Some defenders of the pending Basel rules acknowledge that the capital charges may not correspond to economic risk, but defend this by pointing to the government support afforded banks. However, it is important to remember that large companies that elect not to become banks also enjoy explicit and implicit federal support. Securities firms, for example, have discount window access — and they don’t pay for it through the cost of regulation borne by banks that, admittedly, are first in line at the window during market turmoil. However, investors know that the Fed will step in for large broker/dealers as it did in 1987 and in 2001, protecting the financial system as a whole — not just banks. Further, the Fed’s active role in rescuing Long-Term Capital Management in 1998 led many investors to conclude that even big hedge funds have an implicit Fed guarantee, as long as their balance sheet is big enough. Banks do, of course, have FDIC insurance not provided to holders of mutual funds or other retail investments, but capital is only one of the rules intended to protect taxpayers from the risk that the deposit insurance funds run dry. Further, insured depositories have paid the premiums that fund the system, albeit not necessarily under extreme situations in which taxpayer-funded support must be lent.

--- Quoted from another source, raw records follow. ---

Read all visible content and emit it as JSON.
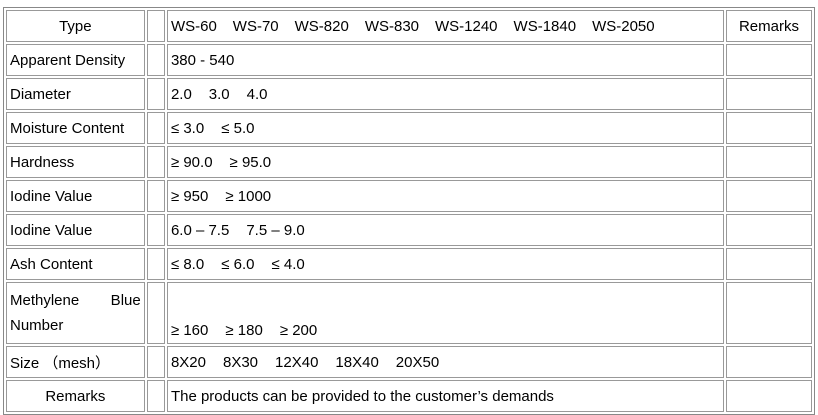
{
  "header": {
    "type": "Type",
    "grades": [
      "WS-60",
      "WS-70",
      "WS-820",
      "WS-830",
      "WS-1240",
      "WS-1840",
      "WS-2050"
    ],
    "remarks": "Remarks"
  },
  "rows": [
    {
      "label": "Apparent Density",
      "values": [
        "380 - 540"
      ]
    },
    {
      "label": "Diameter",
      "values": [
        "2.0",
        "3.0",
        "4.0"
      ]
    },
    {
      "label": "Moisture Content",
      "values": [
        "≤ 3.0",
        "≤ 5.0"
      ]
    },
    {
      "label": "Hardness",
      "values": [
        "≥ 90.0",
        "≥ 95.0"
      ]
    },
    {
      "label": "Iodine Value",
      "values": [
        "≥ 950",
        "≥ 1000"
      ]
    },
    {
      "label": "Iodine Value",
      "values": [
        "6.0 – 7.5",
        "7.5 – 9.0"
      ]
    },
    {
      "label": "Ash Content",
      "values": [
        "≤ 8.0",
        "≤ 6.0",
        "≤ 4.0"
      ]
    },
    {
      "label": "Methylene Blue Number",
      "values": [
        "≥ 160",
        "≥ 180",
        "≥ 200"
      ]
    },
    {
      "label": "Size （mesh）",
      "values": [
        "8X20",
        "8X30",
        "12X40",
        "18X40",
        "20X50"
      ]
    },
    {
      "label": "Remarks",
      "values": [
        "The products can be provided to the customer’s demands"
      ]
    }
  ]
}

To the degree that the Basel rules impose uneconomic costs on banks and banks abandon their charters, overall systemic risk increases. That this may happen only in the U.S. and not the EU is cold comfort, especially to those of us here. Worthwhile efforts are underway to design a regulatory structure for a rapidly-converging financial services industry, with rules applied on a line-of-business, not charter, basis. This is a very worthwhile effort, but until it develops a meaningful capital and supervisory framework, bank regulators need to take extra care that their initiatives conform to market realities, imposing no more regulatory cost on banks than the economic risk requires. To the degree that emerging risks — operational ones, for example — concern regulators, they should turn first to their own responsibilities and revise and improve supervisory standards. It is worth remembering that several recent bank failures in the U.S. were of banks that met or exceeded the regulatory capital requirements, but they still failed — at considerable cost — because of admitted supervisory glitches and accounting gaffes.

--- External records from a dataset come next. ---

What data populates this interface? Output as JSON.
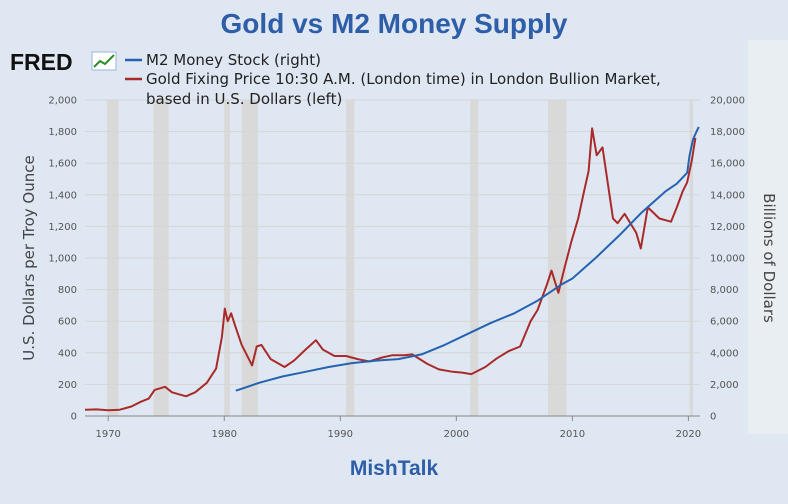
{
  "page": {
    "title": "Gold vs M2 Money Supply",
    "footer": "MishTalk",
    "source_logo": "FRED"
  },
  "colors": {
    "title": "#2f5ea8",
    "gold": "#aa2a2a",
    "m2": "#2563b0",
    "recession": "#d9d9d9"
  },
  "chart_data": {
    "type": "line",
    "legend": [
      "M2 Money Stock (right)",
      "Gold Fixing Price 10:30 A.M. (London time) in London Bullion Market,",
      "based in U.S. Dollars (left)"
    ],
    "ylabel_left": "U.S. Dollars per Troy Ounce",
    "ylabel_right": "Billions of Dollars",
    "xlim": [
      1968,
      2021
    ],
    "ylim_left": [
      0,
      2000
    ],
    "ylim_right": [
      0,
      20000
    ],
    "x_ticks": [
      "1970",
      "1980",
      "1990",
      "2000",
      "2010",
      "2020"
    ],
    "y_left_ticks": [
      "0",
      "200",
      "400",
      "600",
      "800",
      "1,000",
      "1,200",
      "1,400",
      "1,600",
      "1,800",
      "2,000"
    ],
    "y_right_ticks": [
      "0",
      "2,000",
      "4,000",
      "6,000",
      "8,000",
      "10,000",
      "12,000",
      "14,000",
      "16,000",
      "18,000",
      "20,000"
    ],
    "recessions": [
      [
        1969.9,
        1970.9
      ],
      [
        1973.9,
        1975.2
      ],
      [
        1980.0,
        1980.5
      ],
      [
        1981.5,
        1982.9
      ],
      [
        1990.5,
        1991.2
      ],
      [
        2001.2,
        2001.9
      ],
      [
        2007.9,
        2009.5
      ],
      [
        2020.1,
        2020.4
      ]
    ],
    "series": [
      {
        "name": "Gold Fixing Price 10:30 A.M. (London time) in London Bullion Market, based in U.S. Dollars (left)",
        "axis": "left",
        "x": [
          1968.0,
          1969.0,
          1970.0,
          1971.0,
          1972.0,
          1972.8,
          1973.5,
          1974.0,
          1974.9,
          1975.5,
          1976.7,
          1977.5,
          1978.5,
          1979.3,
          1979.8,
          1980.05,
          1980.3,
          1980.6,
          1980.9,
          1981.5,
          1982.4,
          1982.8,
          1983.2,
          1984.0,
          1985.2,
          1986.0,
          1987.0,
          1987.9,
          1988.5,
          1989.5,
          1990.5,
          1991.5,
          1992.5,
          1993.6,
          1994.5,
          1995.5,
          1996.2,
          1997.5,
          1998.5,
          1999.7,
          2000.5,
          2001.3,
          2002.5,
          2003.5,
          2004.5,
          2005.5,
          2006.4,
          2007.0,
          2007.8,
          2008.2,
          2008.8,
          2009.3,
          2009.9,
          2010.5,
          2011.0,
          2011.4,
          2011.7,
          2012.1,
          2012.6,
          2013.2,
          2013.5,
          2013.9,
          2014.5,
          2015.5,
          2015.9,
          2016.5,
          2017.5,
          2018.5,
          2019.0,
          2019.5,
          2019.9,
          2020.3,
          2020.6
        ],
        "values": [
          40,
          42,
          36,
          40,
          60,
          90,
          110,
          165,
          185,
          150,
          125,
          150,
          210,
          300,
          500,
          680,
          600,
          650,
          580,
          450,
          320,
          440,
          450,
          360,
          310,
          350,
          420,
          480,
          420,
          380,
          380,
          360,
          345,
          370,
          385,
          385,
          390,
          330,
          295,
          280,
          275,
          265,
          310,
          365,
          410,
          440,
          600,
          670,
          830,
          920,
          780,
          930,
          1100,
          1250,
          1420,
          1550,
          1820,
          1650,
          1700,
          1400,
          1250,
          1220,
          1280,
          1160,
          1060,
          1320,
          1250,
          1230,
          1320,
          1420,
          1480,
          1620,
          1760
        ]
      },
      {
        "name": "M2 Money Stock (right)",
        "axis": "right",
        "x": [
          1981.0,
          1982.0,
          1983.0,
          1985.0,
          1987.0,
          1989.0,
          1991.0,
          1993.0,
          1995.0,
          1997.0,
          1999.0,
          2001.0,
          2003.0,
          2005.0,
          2007.0,
          2008.0,
          2009.0,
          2010.0,
          2012.0,
          2014.0,
          2016.0,
          2018.0,
          2019.0,
          2019.9,
          2020.1,
          2020.4,
          2020.7,
          2020.9
        ],
        "values": [
          1600,
          1850,
          2100,
          2500,
          2800,
          3100,
          3350,
          3500,
          3600,
          3900,
          4500,
          5200,
          5900,
          6500,
          7300,
          7800,
          8300,
          8700,
          10000,
          11400,
          12900,
          14200,
          14700,
          15400,
          16500,
          17500,
          18000,
          18300
        ]
      }
    ]
  }
}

In proposing the new Basel rules, regulators have outlined a three "pillar" approach to proper bank regulation, with capital standing next to improved supervision and expanded disclosures. However, virtually all of the effort to date has focused on the capital rules, with the proposals creating potential macroeconomic and systemic risks as outlined above. Because of the direct impact regulatory capital rules have on a bank’s return-on-equity and, therefore, profitability, the impact of improperly-drawn capital rules is far more severe than that associated with potentially burdensome supervision or confusing disclosures. Thus, the excessive focus on capital to the exclusion of the other two pillars is a high-risk regulatory strategy. Improved supervision must be a top regulatory priority, with considerable care taken as the risk-based capital rules are revised.